With regard to mole fractions, these amounts would represent:

• Ethanol, C₂H₅OH, is (2*12)+(6*1.0)+(1*16) = 46g/mole
  15g * (1mole/46g) = 0.326 moles
• Water, H₂O is (2*1.0)+(1*16.0) = 18g/mole
  85g * (1mole/18g) = 4.72 moles
• Total moles = (0.326 + 4.72) = 5.05 moles
• Mole fraction of ethanol, X_Etoh = 0.326/5.05 = 0.0646
• Mole fraction of H₂O, X_H2O = 4.72/5.05 = 0.935

Now that we have worked out all this data, we can ask the question, "what is the concentration of the components in the vapor above this solution"? This question is an application of Raoult's law regarding mole fractions of components and their contribution to overall pressure of the sample:

P_component = X_component * P⁰_component

Pressure = mole fraction * Pressure for pure substance

• P_Etoh = X_Etoh * P⁰_Etoh = 0.0646 * 50mmHg = 3.23mmHg
• P_H2O = X_H2O * P⁰_H2O = 0.935 * 20mmHg = 18.7mmHg
• P_total of vapor = P_Etoh + P_H2O = (3.23 mmHg + 18.7mmHg) = 21.9mmHg

What is the mole fraction of the water and ethanol components in this vapor based on the above partial pressures? From the ideal gas law we can relate the number of moles, n, to the pressure:

PV = nRT

n = PV/RT

• Since the ethanol and water in the vapor share the same volume and temperature, the value V/RT is a constant, and n µ P:

X_component = n_component/n_total = P_component/P_total

Therefore, the mole fractions can be determined from the ratio of the partial pressure to total pressure:

• X_Etoh = P_Etoh/P_total = 3.23/21.9 = 0.147
• X_H2O = P_H2O/P_total = 18.7/21.9 = 0.853

Now, if we take this vapor and condense it to a liquid, what will be the mass fraction of the ethanol component? In a 1.0 mole sample of condensed liquid we would have 0.147 moles of ethanol and 0.853 moles of H₂O (from the mole fractions determined above).

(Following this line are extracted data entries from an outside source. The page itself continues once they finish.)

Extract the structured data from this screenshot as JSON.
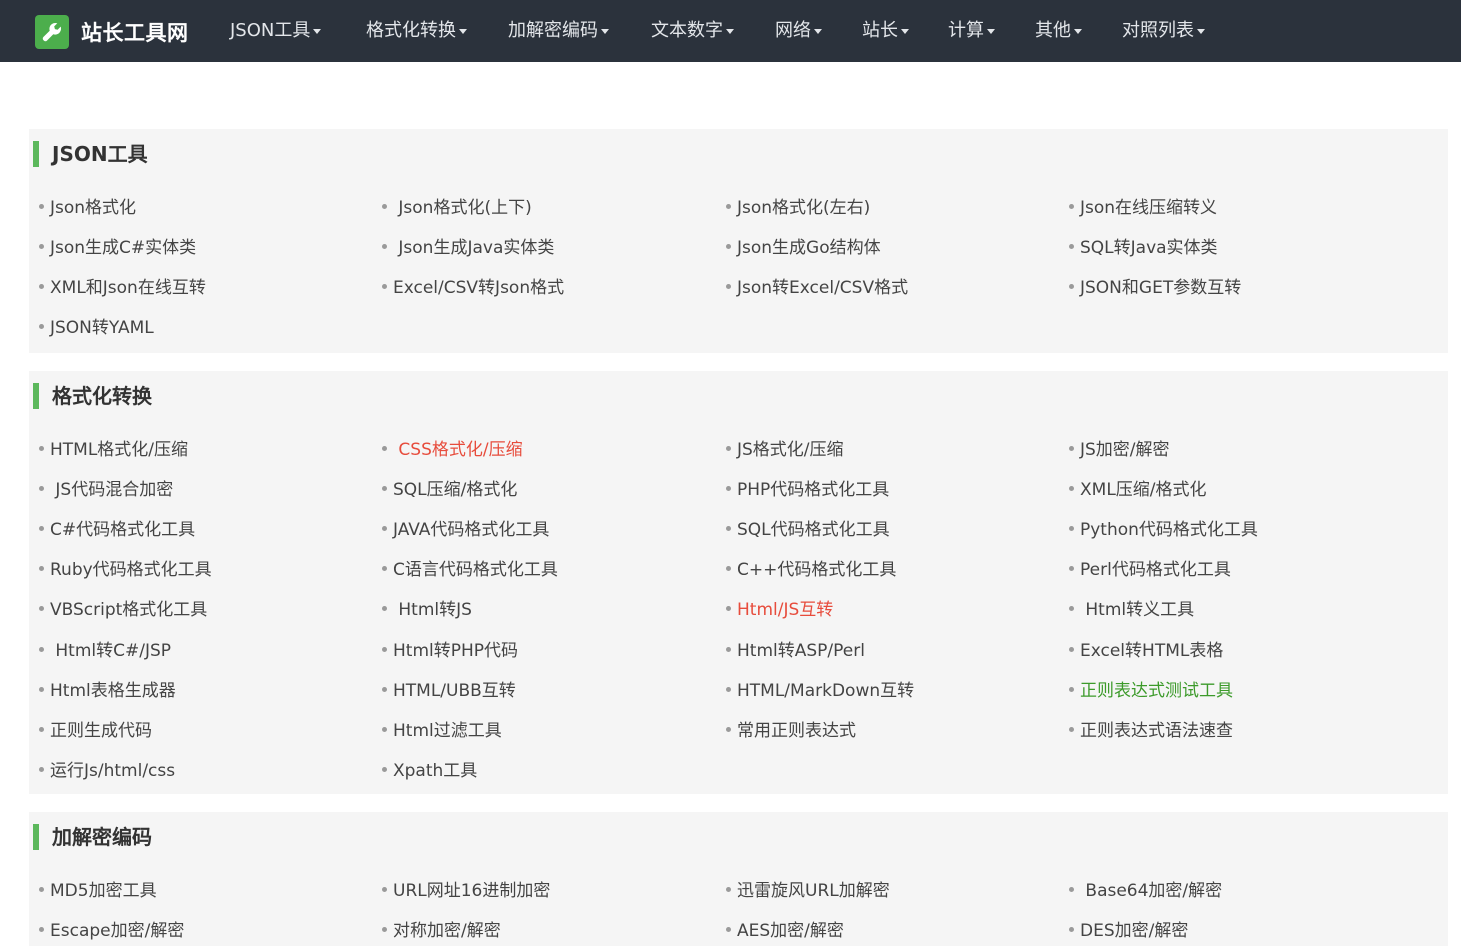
{
  "brand": {
    "name": "站长工具网"
  },
  "nav": [
    "JSON工具",
    "格式化转换",
    "加解密编码",
    "文本数字",
    "网络",
    "站长",
    "计算",
    "其他",
    "对照列表"
  ],
  "colors": {
    "nav_bg": "#2b323c",
    "accent": "#5cb85c",
    "panel_bg": "#f5f5f5",
    "link_red": "#e74c3c",
    "link_green": "#3c9a2a"
  },
  "sections": [
    {
      "title": "JSON工具",
      "items": [
        {
          "label": "Json格式化"
        },
        {
          "label": " Json格式化(上下)"
        },
        {
          "label": "Json格式化(左右)"
        },
        {
          "label": "Json在线压缩转义"
        },
        {
          "label": "Json生成C#实体类"
        },
        {
          "label": " Json生成Java实体类"
        },
        {
          "label": "Json生成Go结构体"
        },
        {
          "label": "SQL转Java实体类"
        },
        {
          "label": "XML和Json在线互转"
        },
        {
          "label": "Excel/CSV转Json格式"
        },
        {
          "label": "Json转Excel/CSV格式"
        },
        {
          "label": "JSON和GET参数互转"
        },
        {
          "label": "JSON转YAML"
        }
      ]
    },
    {
      "title": "格式化转换",
      "items": [
        {
          "label": "HTML格式化/压缩"
        },
        {
          "label": " CSS格式化/压缩",
          "highlight": "red"
        },
        {
          "label": "JS格式化/压缩"
        },
        {
          "label": "JS加密/解密"
        },
        {
          "label": " JS代码混合加密"
        },
        {
          "label": "SQL压缩/格式化"
        },
        {
          "label": "PHP代码格式化工具"
        },
        {
          "label": "XML压缩/格式化"
        },
        {
          "label": "C#代码格式化工具"
        },
        {
          "label": "JAVA代码格式化工具"
        },
        {
          "label": "SQL代码格式化工具"
        },
        {
          "label": "Python代码格式化工具"
        },
        {
          "label": "Ruby代码格式化工具"
        },
        {
          "label": "C语言代码格式化工具"
        },
        {
          "label": "C++代码格式化工具"
        },
        {
          "label": "Perl代码格式化工具"
        },
        {
          "label": "VBScript格式化工具"
        },
        {
          "label": " Html转JS"
        },
        {
          "label": "Html/JS互转",
          "highlight": "red"
        },
        {
          "label": " Html转义工具"
        },
        {
          "label": " Html转C#/JSP"
        },
        {
          "label": "Html转PHP代码"
        },
        {
          "label": "Html转ASP/Perl"
        },
        {
          "label": "Excel转HTML表格"
        },
        {
          "label": "Html表格生成器"
        },
        {
          "label": "HTML/UBB互转"
        },
        {
          "label": "HTML/MarkDown互转"
        },
        {
          "label": "正则表达式测试工具",
          "highlight": "green"
        },
        {
          "label": "正则生成代码"
        },
        {
          "label": "Html过滤工具"
        },
        {
          "label": "常用正则表达式"
        },
        {
          "label": "正则表达式语法速查"
        },
        {
          "label": "运行Js/html/css"
        },
        {
          "label": "Xpath工具"
        }
      ]
    },
    {
      "title": "加解密编码",
      "items": [
        {
          "label": "MD5加密工具"
        },
        {
          "label": "URL网址16进制加密"
        },
        {
          "label": "迅雷旋风URL加解密"
        },
        {
          "label": " Base64加密/解密"
        },
        {
          "label": "Escape加密/解密"
        },
        {
          "label": "对称加密/解密"
        },
        {
          "label": "AES加密/解密"
        },
        {
          "label": "DES加密/解密"
        }
      ]
    }
  ]
}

• 0.147 moles ethanol * (46g/mole) = 6.76g ethanol
• 0.853 moles H₂O * (18g/mole) = 15.4g H₂O
• Total mass of such a sample would be 6.76 + 15.4 = 22.2g
• Mass% ethanol = (6.76/22.2) * 100 = 30.5%
• Mass% H₂O = (15.4/22.2) * 100 = 69.5%

Thus, we started with a sample that was 15% by mass ethanol. The vapor, however, has a higher ethanol concentration because ethanol has a higher vapor pressure. The vapor of a mixture will always have a relatively higher percentage of the more volatile component. If we condense this vapor, we have a solution with a higher percentage of the more volatile component (in this case, we have effectively doubled the concentration of the ethanol). This is the basis of distillation (heating a liquid to produce a vapor that is enriched in the more volatile component, and then condensing this vapor to produce a liquid that will correspondingly be enriched in the volatile component).

This is also the principle behind the isolation of volatile (i.e. smaller molecular mass) hydrocarbons from crude oil.